All Democratic presidential candidates differ sharply from policies advanced by the Trump Administration related to the ACA and Medicaid more broadly. The Trump Administration has proposed to significantly limit federal Medicaid funds, convert Medicaid to a block grant, and repeal the ACA (which would end the authority for the Medicaid expansion and other Medicaid provisions); these policies are not supported by any Democratic candidate. In addition, litigation challenging the ACA with support from the Trump administration is ongoing, with continued uncertainty about the law’s future. On December 18, 2019, the 5th Circuit decided in Texas v. Azar to send the case back to the trial court for additional analysis on whether the individual mandate can be severed from the rest of the ACA, to determine if the entire ACA is struck down or not. In the meantime, a group of 21 states represented by Democratic state officials and led by California, and the Democratic-led House of Representatives has asked the Supreme Court for an expedited review of the case, which could result in a final decision before the 2020 election.
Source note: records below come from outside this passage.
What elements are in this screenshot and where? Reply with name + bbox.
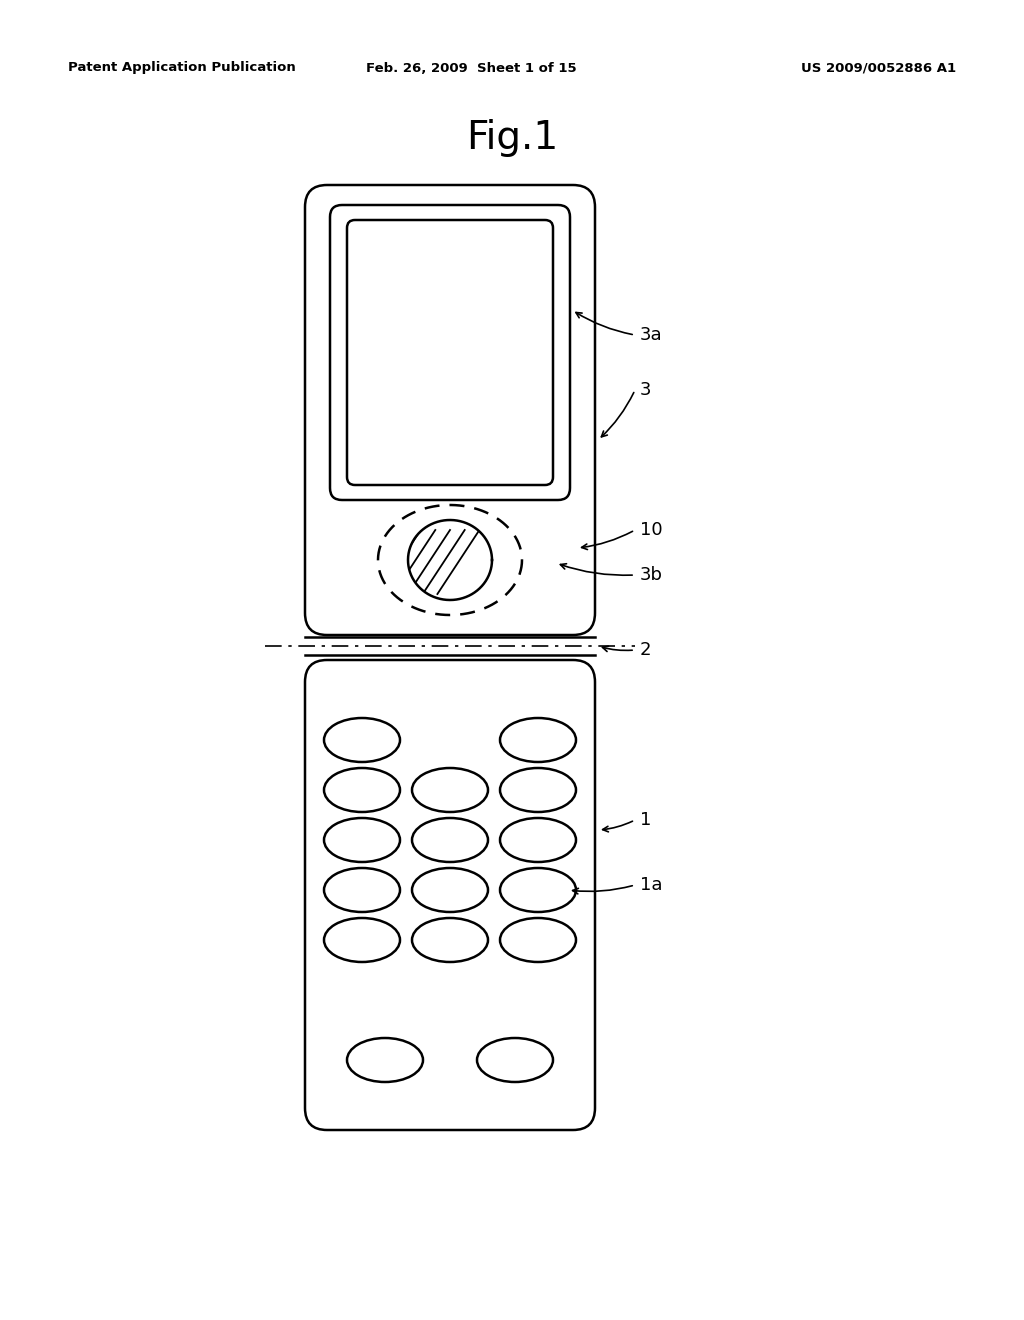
Ellipse shape: [412, 768, 488, 812]
Ellipse shape: [477, 1038, 553, 1082]
Ellipse shape: [324, 917, 400, 962]
Ellipse shape: [500, 768, 575, 812]
Text: Feb. 26, 2009  Sheet 1 of 15: Feb. 26, 2009 Sheet 1 of 15: [366, 62, 577, 74]
FancyBboxPatch shape: [305, 660, 595, 1130]
FancyBboxPatch shape: [347, 220, 553, 484]
Text: 1a: 1a: [640, 876, 663, 894]
Text: US 2009/0052886 A1: US 2009/0052886 A1: [801, 62, 956, 74]
Ellipse shape: [324, 768, 400, 812]
Ellipse shape: [500, 917, 575, 962]
Text: 2: 2: [640, 642, 651, 659]
Text: 1: 1: [640, 810, 651, 829]
FancyBboxPatch shape: [305, 185, 595, 635]
Ellipse shape: [500, 818, 575, 862]
Ellipse shape: [412, 818, 488, 862]
Ellipse shape: [500, 869, 575, 912]
Ellipse shape: [324, 869, 400, 912]
Ellipse shape: [412, 917, 488, 962]
Text: 10: 10: [640, 521, 663, 539]
Ellipse shape: [324, 718, 400, 762]
Text: 3a: 3a: [640, 326, 663, 345]
Text: 3b: 3b: [640, 566, 663, 583]
Ellipse shape: [412, 869, 488, 912]
Ellipse shape: [500, 718, 575, 762]
Text: Patent Application Publication: Patent Application Publication: [68, 62, 296, 74]
FancyBboxPatch shape: [330, 205, 570, 500]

In addition to the presidential race, the make-up of Congress will affect the direction of federal health care policy. At the state level, there are 11 governors up for election in 2020 (four seats currently held by Democrats (DE, NC, MY and WA) and seven seats held by Republicans (MO, ND, NH, IN, UT, VT and WV)). The make-up of state legislatures also has direct implications for Medicaid policy as state law can authorize expansion, require a state to submit a demonstration waiver, set state budgets and direct other Medicaid changes. As mentioned earlier, initiatives are underway in Oklahoma and Missouri to put Medicaid expansion on the ballot in November 2020.
What to watch:
- How prominent of a voting issue will health care be in the 2020 elections?
- What will be the outcome of the election – at the presidential level, as well as in Congress and the states – and how will this affect Medicaid and broader health policy in 2021 and beyond?
- How much of a role will Medicaid play in state races, particularly in non-expansion states? Will Medicaid expansion ballot initiatives pass in Oklahoma and Missouri?